I certainly hope tomorrow I have good news for everyone, but I know this is not a fairytale and while I will remain optimistic, if the minds of the legal team don’t change then I am not very hopeful. If nothing else, this is a lesson why people of conscience need to get the degrees and licenses necessary so that they can do the work others cannot do. Visit www.Angola3.org and www.A3Grassroots.org.
Back at the Farm – 11/29 update
by Wanda Sabir
Herman Wallace, incarcerated member of Angola 3, was hospitalized for a short time yesterday after passing out while visiting with Jackie Sumell, the artist he worked with on “The House that Herman Built.” Herman called his sister Vickie this morning and told her he was back in his cell and to tell everyone not to worry; he’s fine.
If we take the word of the prison authorities regarding the health and well-being of our brother, then we are more foolish than I thought. It’s a fifth weekend, which means at Angola State Prison in Louisiana, no one can visit on Saturday and Sunday. Attorneys can visit, however, and one of the legal team should visit Herman – and check on Albert too – so that he can assess the situation visually and hopefully medically, with an outside practitioner.

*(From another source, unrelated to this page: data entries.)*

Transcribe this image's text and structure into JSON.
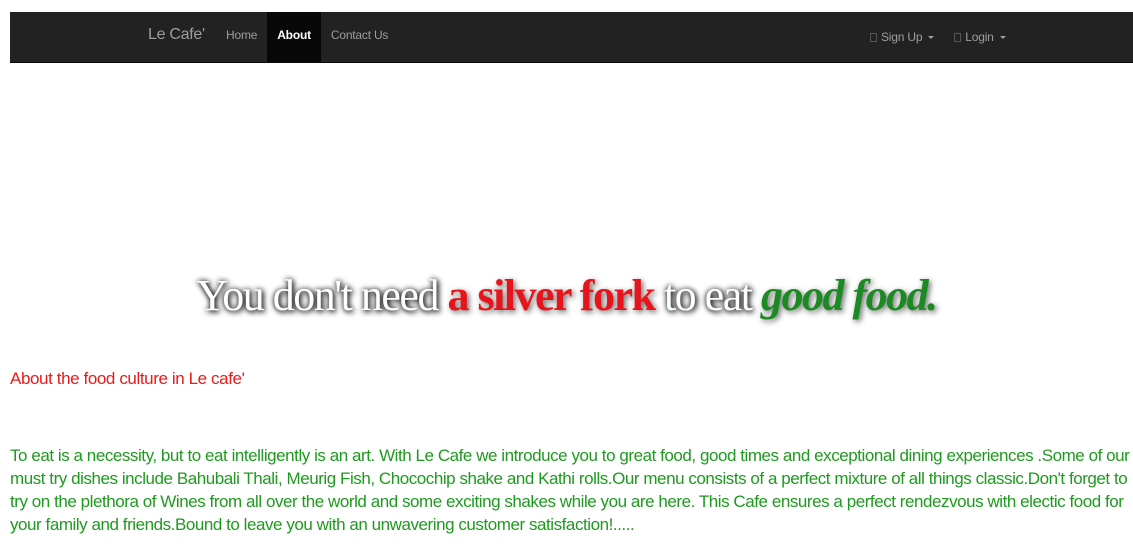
{
  "navbar": {
    "brand": "Le Cafe'",
    "items": [
      {
        "label": "Home",
        "active": false
      },
      {
        "label": "About",
        "active": true
      },
      {
        "label": "Contact Us",
        "active": false
      }
    ],
    "right_items": [
      {
        "label": "Sign Up",
        "icon": "user-icon"
      },
      {
        "label": "Login",
        "icon": "user-icon"
      }
    ]
  },
  "hero": {
    "part1": "You don't need ",
    "part2": "a silver fork",
    "part3": " to eat ",
    "part4": "good food."
  },
  "about": {
    "heading": "About the food culture in Le cafe'",
    "body": "To eat is a necessity, but to eat intelligently is an art. With Le Cafe we introduce you to great food, good times and exceptional dining experiences .Some of our must try dishes include Bahubali Thali, Meurig Fish, Chocochip shake and Kathi rolls.Our menu consists of a perfect mixture of all things classic.Don't forget to try on the plethora of Wines from all over the world and some exciting shakes while you are here. This Cafe ensures a perfect rendezvous with electic food for your family and friends.Bound to leave you with an unwavering customer satisfaction!....."
  },
  "colors": {
    "navbar_bg": "#222222",
    "heading_red": "#e81a1a",
    "body_green": "#1e9a1e"
  }
}
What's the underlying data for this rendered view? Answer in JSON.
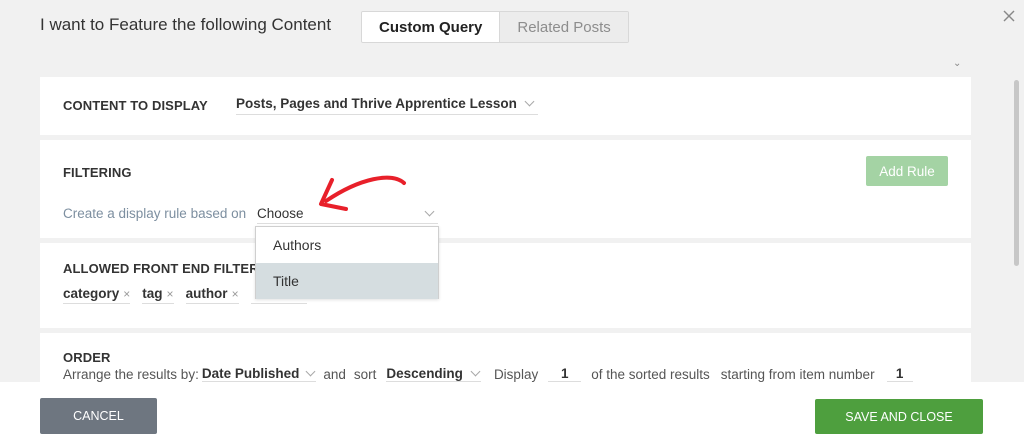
{
  "header": {
    "title": "I want to Feature the following Content",
    "tabs": [
      {
        "label": "Custom Query",
        "active": true
      },
      {
        "label": "Related Posts",
        "active": false
      }
    ]
  },
  "content_section": {
    "label": "CONTENT TO DISPLAY",
    "value": "Posts, Pages and Thrive Apprentice Lesson"
  },
  "filtering": {
    "label": "FILTERING",
    "add_rule": "Add Rule",
    "rule_text": "Create a display rule based on",
    "rule_select": "Choose",
    "dropdown_options": [
      "Authors",
      "Title"
    ],
    "highlighted": "Title"
  },
  "allowed_filters": {
    "label": "ALLOWED FRONT END FILTERS",
    "tags": [
      "category",
      "tag",
      "author"
    ],
    "remove_symbol": "×"
  },
  "order": {
    "label": "ORDER",
    "arrange_text": "Arrange the results by:",
    "arrange_value": "Date Published",
    "and_text": "and",
    "sort_text": "sort",
    "sort_value": "Descending",
    "display_text": "Display",
    "display_value": "1",
    "sorted_text": "of the sorted results",
    "starting_text": "starting from item number",
    "starting_value": "1"
  },
  "footer": {
    "cancel": "CANCEL",
    "save": "SAVE AND CLOSE"
  },
  "colors": {
    "accent_green": "#4e9f3e",
    "disabled_green": "#a4d3a4",
    "annotation_red": "#e8202a"
  }
}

Herman does have a diagnosis of heart disease, Robert H. King said. We are not acting overzealously in our concern, which is what prison officials told Jackie I’m told. (I haven’t been able to reach Jackie either Friday or Saturday, Nov. 28 or 29.)
I spoke to Mwalimu Johnson of the Capital Post-Conviction Project of Louisiana and a former political prisoner, who suggested the legal team file the restraining order anyway – a recommendation from Geronimo ji jaga and Robert H. King, both former political prisoners and prisoners of war. Even without proof, the document will be on file and in Herman Wallace and Albert Woodfox’s records should the need arise to reference them.
Such legal foresight could also serve as a deterrent for any possible plans the institution might have for harming these men as they have over the almost 40 years the state of Louisiana has had control of their physical mobility.
Herman is still in the hole, after a short time spent in a hastily constructed cell block in May 2008, after nearly 36 consecutive years in solitary confinement. Both he and Albert are back in solitary confinement. Freedom is a constant struggle as is the struggle for justice and equality, especially for descendents of enslaved Africans on, of all places, a former plantation.